|FHWA > Engineering > Construction > Contract Admin > Current Design-Build Practices for Transportation Projects > 15. Environmental Permitting Process|
Current Design-Build Practices for Transportation Projects
15. Environmental Permitting Process
FDOT (Jan 2003)
FDOT performs sufficient preliminary design (10%-15%) to verify that a project can be permitted and to limit the design-builder's risk. The design-builder is responsible for obtaining environmental permits, mitigation responsibilities, etc. The RFP package allows the design-builder a time-frame for securing permits, beginning when a completed application is submitted to the permitting agency.
LADOTD (May 2009) - LADOTD retains responsibility for environmental permits.
Michigan DOT (May 2009)
Michigan DOT attempts to get the necessary permits for each design-build project. However, the design-builder is required to obtain permits when necessary due to time, or if the permit is dependant on the design.
NC DOT (Jan 2003)
To date, North Carolina has obtained all permits for all projects. The design-build team is responsible for any modifications that they choose to do, as long as the environmental agencies and the DOT allow the changes. A pilot process is being implemented to allow the design-build team to obtain permits and this will be tried in the summer of 2003. Permits are generally 404 Water Quality Certifications and 401, with other various permits involved on individual projects.
VDOT (April 2009)
VDOT approaches permitting on a project-by-project basis. Sufficient preliminary design (10%-30%) is completed to verify a project can be permitted and to limit the design-builder's risk. The preliminary project may be early coordinated with regulatory agencies to provide their feedback to the design-builder. VDOT then assigns responsibility in the RFP for water quality permit acquisition to the party best able to manage the effort (i.e. either VDOT or the design-builder). For projects requiring complex and/or extensive coordination (for avoidance/minimization/mitigation) between engineers and permitting staff, the design-builder is assigned permitting and compensation responsibilities.
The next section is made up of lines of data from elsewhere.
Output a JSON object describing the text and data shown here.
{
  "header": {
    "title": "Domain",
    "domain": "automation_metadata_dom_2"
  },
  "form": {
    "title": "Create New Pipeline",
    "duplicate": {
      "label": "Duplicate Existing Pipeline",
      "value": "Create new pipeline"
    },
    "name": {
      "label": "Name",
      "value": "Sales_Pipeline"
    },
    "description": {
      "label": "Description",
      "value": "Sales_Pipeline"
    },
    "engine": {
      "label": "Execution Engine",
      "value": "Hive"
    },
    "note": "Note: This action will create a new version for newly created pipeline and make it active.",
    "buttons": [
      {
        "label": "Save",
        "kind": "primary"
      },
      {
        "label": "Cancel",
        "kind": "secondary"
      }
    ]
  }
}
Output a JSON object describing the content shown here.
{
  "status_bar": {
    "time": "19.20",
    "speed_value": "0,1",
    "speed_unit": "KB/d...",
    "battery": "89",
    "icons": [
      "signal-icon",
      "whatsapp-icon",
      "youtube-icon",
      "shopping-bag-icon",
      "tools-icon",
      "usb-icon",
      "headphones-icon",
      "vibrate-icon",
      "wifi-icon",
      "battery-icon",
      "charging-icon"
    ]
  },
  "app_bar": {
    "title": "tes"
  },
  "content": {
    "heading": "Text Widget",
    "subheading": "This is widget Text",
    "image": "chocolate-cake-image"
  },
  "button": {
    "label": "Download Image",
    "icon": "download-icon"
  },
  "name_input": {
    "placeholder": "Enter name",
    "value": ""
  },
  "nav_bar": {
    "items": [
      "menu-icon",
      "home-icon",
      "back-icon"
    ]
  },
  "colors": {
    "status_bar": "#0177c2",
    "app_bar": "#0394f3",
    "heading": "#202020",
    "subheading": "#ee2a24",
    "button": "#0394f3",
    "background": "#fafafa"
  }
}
VDOT generally retains permitting responsibility on projects that require non-reporting nationwide permits; the design-builder provides VDOT supporting documentation. Regardless of whether VDOT or the design-builder is responsible for permit acquisition, VDOT's negotiated efficiencies with the regulatory agencies apply and permits are in VDOT's name.
If wetland/stream compensation requirements can be quantified prior to release of the RFP, the design-builder must include that cost in their lump sum price. Conversely, if compensation requirements cannot be quantified before RFP release, the design-builder does not include that cost in the lump sum price and it is instead covered via contingency.
NCHRP Project 25-25, Task 12 titled: Design-Build Environmental Compliance Process and Level of Detail Required" was completed in February 2005. This report examined eight case studies that reported on the process for environmental permitting and environmental mitigation under the design-build project delivery method.
Reference - Environmental permitting special provisions: see the NCHRP Project No. 20-7 / Task 172, Recommended AASHTO Design-Build Procurement Guide (or the January 2008 AASHTO Guide for Design-Build Procurement), sample special provision Number 017-EP-01 Environmental Permitting Florida DOT 2001, 018-EP-02 Environmental Permitting Florida DOT, 019-EP-03 Environmental Permitting Maryland DOT 1998.